Caregiver tip: Friends and family members will want you to keep them updated. Mostly what you don’t have is time, and certainly not time to keep people “in the loop.” Use one of those free group-messaging apps or sites like CaringBridge.org to reach all concerned parties at once.

Yes, of course many friends and relatives will offer help. Frequently, it was what I came to call conditional offers. One friend repeatedly offered to cook us meals — but only if I could come and fetch them, because she didn’t like sitting in rush-hour traffic. Another promised to drive my husband to dialysis but didn’t want to park and escort him inside.
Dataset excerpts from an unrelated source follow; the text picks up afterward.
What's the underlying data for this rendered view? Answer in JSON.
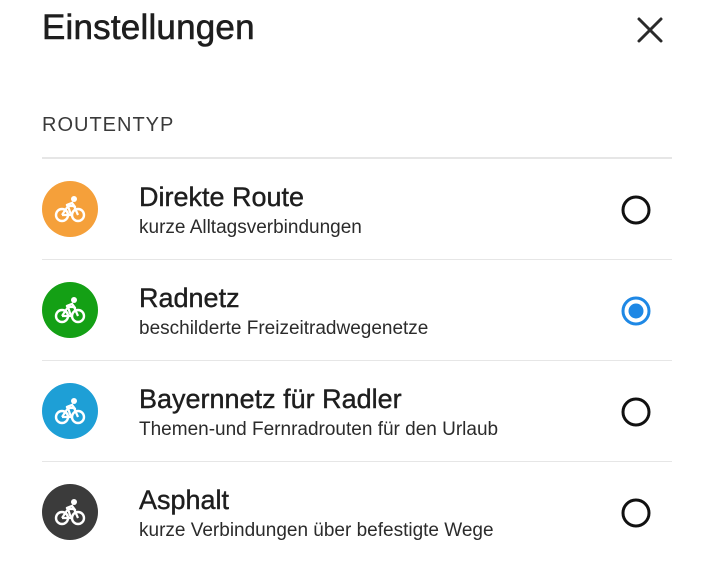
{
  "header": {
    "title": "Einstellungen",
    "close_icon": "close-icon"
  },
  "section": {
    "label": "ROUTENTYP"
  },
  "route_types": [
    {
      "title": "Direkte Route",
      "subtitle": "kurze Alltagsverbindungen",
      "icon": "bicycle-icon",
      "color": "#F5A03A",
      "selected": false
    },
    {
      "title": "Radnetz",
      "subtitle": "beschilderte Freizeitradwegenetze",
      "icon": "bicycle-icon",
      "color": "#14A015",
      "selected": true
    },
    {
      "title": "Bayernnetz für Radler",
      "subtitle": "Themen-und Fernradrouten für den Urlaub",
      "icon": "bicycle-icon",
      "color": "#1E9FD6",
      "selected": false
    },
    {
      "title": "Asphalt",
      "subtitle": "kurze Verbindungen über befestigte Wege",
      "icon": "bicycle-icon",
      "color": "#3B3B3B",
      "selected": false
    }
  ],
  "colors": {
    "radio_selected": "#1E88E5",
    "radio_unselected": "#111111",
    "divider": "#E6E6E6"
  }
}
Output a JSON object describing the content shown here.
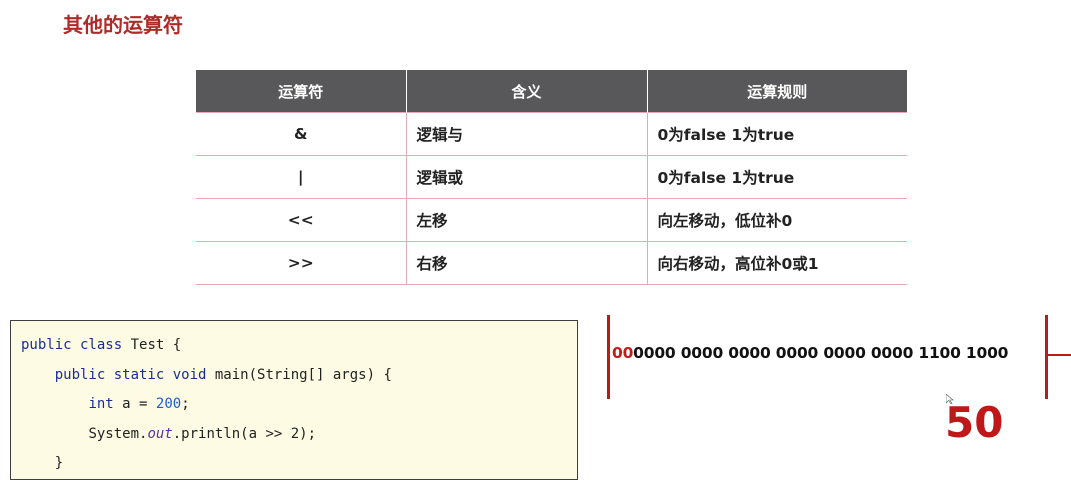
{
  "slide": {
    "title": "其他的运算符"
  },
  "table": {
    "headers": [
      "运算符",
      "含义",
      "运算规则"
    ],
    "rows": [
      {
        "op": "&",
        "meaning": "逻辑与",
        "rule": "0为false 1为true"
      },
      {
        "op": "|",
        "meaning": "逻辑或",
        "rule": "0为false 1为true"
      },
      {
        "op": "<<",
        "meaning": "左移",
        "rule": "向左移动，低位补0"
      },
      {
        "op": ">>",
        "meaning": "右移",
        "rule": "向右移动，高位补0或1"
      }
    ]
  },
  "code": {
    "line1_kw": "public class",
    "line1_rest": " Test {",
    "line2_indent": "    ",
    "line2_kw": "public static void",
    "line2_rest": " main(String[] args) {",
    "line3_indent": "        ",
    "line3_kw": "int",
    "line3_mid": " a = ",
    "line3_num": "200",
    "line3_end": ";",
    "line4_indent": "        ",
    "line4_a": "System.",
    "line4_it": "out",
    "line4_b": ".println(a >> 2);",
    "line5": "    }"
  },
  "binary": {
    "highlight": "00",
    "bits": "0000 0000 0000 0000 0000 0000 1100 1000"
  },
  "result": "50",
  "colors": {
    "title": "#b02a2a",
    "header_bg": "#58585a",
    "row_border": "#e8a9b6",
    "accent_red": "#c01818",
    "code_bg": "#fdfbe3"
  }
}
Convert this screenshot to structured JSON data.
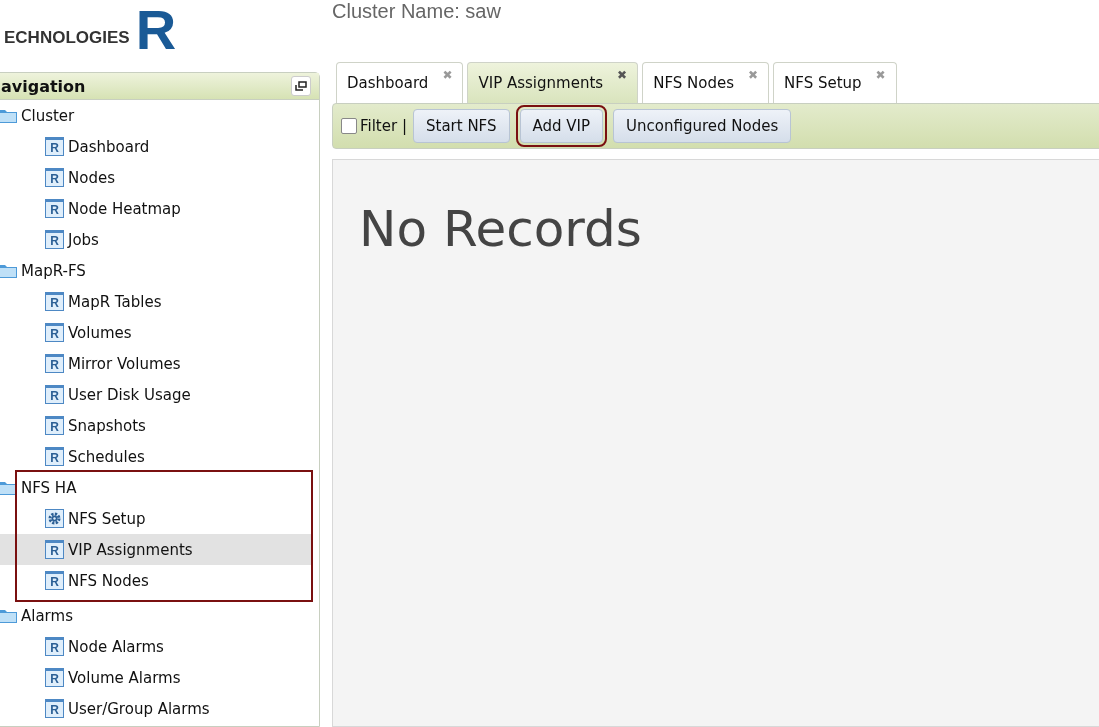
{
  "logo": {
    "mark": "R",
    "tagline": "ECHNOLOGIES"
  },
  "cluster_name": "Cluster Name: saw",
  "navigation": {
    "title": "avigation",
    "groups": [
      {
        "label": "Cluster",
        "highlighted": false,
        "children": [
          {
            "label": "Dashboard",
            "kind": "report",
            "badge": "R",
            "selected": false
          },
          {
            "label": "Nodes",
            "kind": "report",
            "badge": "R",
            "selected": false
          },
          {
            "label": "Node Heatmap",
            "kind": "report",
            "badge": "R",
            "selected": false
          },
          {
            "label": "Jobs",
            "kind": "report",
            "badge": "R",
            "selected": false
          }
        ]
      },
      {
        "label": "MapR-FS",
        "highlighted": false,
        "children": [
          {
            "label": "MapR Tables",
            "kind": "report",
            "badge": "R",
            "selected": false
          },
          {
            "label": "Volumes",
            "kind": "report",
            "badge": "R",
            "selected": false
          },
          {
            "label": "Mirror Volumes",
            "kind": "report",
            "badge": "R",
            "selected": false
          },
          {
            "label": "User Disk Usage",
            "kind": "report",
            "badge": "R",
            "selected": false
          },
          {
            "label": "Snapshots",
            "kind": "report",
            "badge": "R",
            "selected": false
          },
          {
            "label": "Schedules",
            "kind": "report",
            "badge": "R",
            "selected": false
          }
        ]
      },
      {
        "label": "NFS HA",
        "highlighted": true,
        "children": [
          {
            "label": "NFS Setup",
            "kind": "gear",
            "selected": false
          },
          {
            "label": "VIP Assignments",
            "kind": "report",
            "badge": "R",
            "selected": true
          },
          {
            "label": "NFS Nodes",
            "kind": "report",
            "badge": "R",
            "selected": false
          }
        ]
      },
      {
        "label": "Alarms",
        "highlighted": false,
        "children": [
          {
            "label": "Node Alarms",
            "kind": "report",
            "badge": "R",
            "selected": false
          },
          {
            "label": "Volume Alarms",
            "kind": "report",
            "badge": "R",
            "selected": false
          },
          {
            "label": "User/Group Alarms",
            "kind": "report",
            "badge": "R",
            "selected": false
          }
        ]
      }
    ]
  },
  "tabs": [
    {
      "label": "Dashboard",
      "close": "✖",
      "selected": false
    },
    {
      "label": "VIP Assignments",
      "close": "✖",
      "selected": true
    },
    {
      "label": "NFS Nodes",
      "close": "✖",
      "selected": false
    },
    {
      "label": "NFS Setup",
      "close": "✖",
      "selected": false
    }
  ],
  "toolbar": {
    "filter": {
      "label": "Filter |",
      "checked": false
    },
    "buttons": [
      {
        "label": "Start NFS",
        "highlighted": false
      },
      {
        "label": "Add VIP",
        "highlighted": true
      },
      {
        "label": "Unconfigured Nodes",
        "highlighted": false
      }
    ]
  },
  "content": {
    "message": "No Records"
  }
}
I came to understand that conditional offers are not really offers at all. They are attempts to get humanity credits for appearing to be thoughtful.

Caregiver tip: People may need to be taught how to help you. Be blunt. Be clear. Don’t worry about sounding ungrateful for offers that are conditioned on someone else’s needs.

My caregiving stint ended when my patient died. Sooner or later, the patient always dies. When he passed, I felt a mix of grief, relief and rage at organized medicine for turning his death into a torturous experience in an unrealistic quest to heal him. At one point when he was in the ICU, I was convinced that my husband and I were the only two people in the room who knew he was dying.

Caregiver tip: Anecdotally speaking, the only surefire way to avoid excessive medical intervention is to avoid seeing doctors and going to the hospital. Short of that, everyone is urged to have an advanced medical directive. You can download your free state forms online.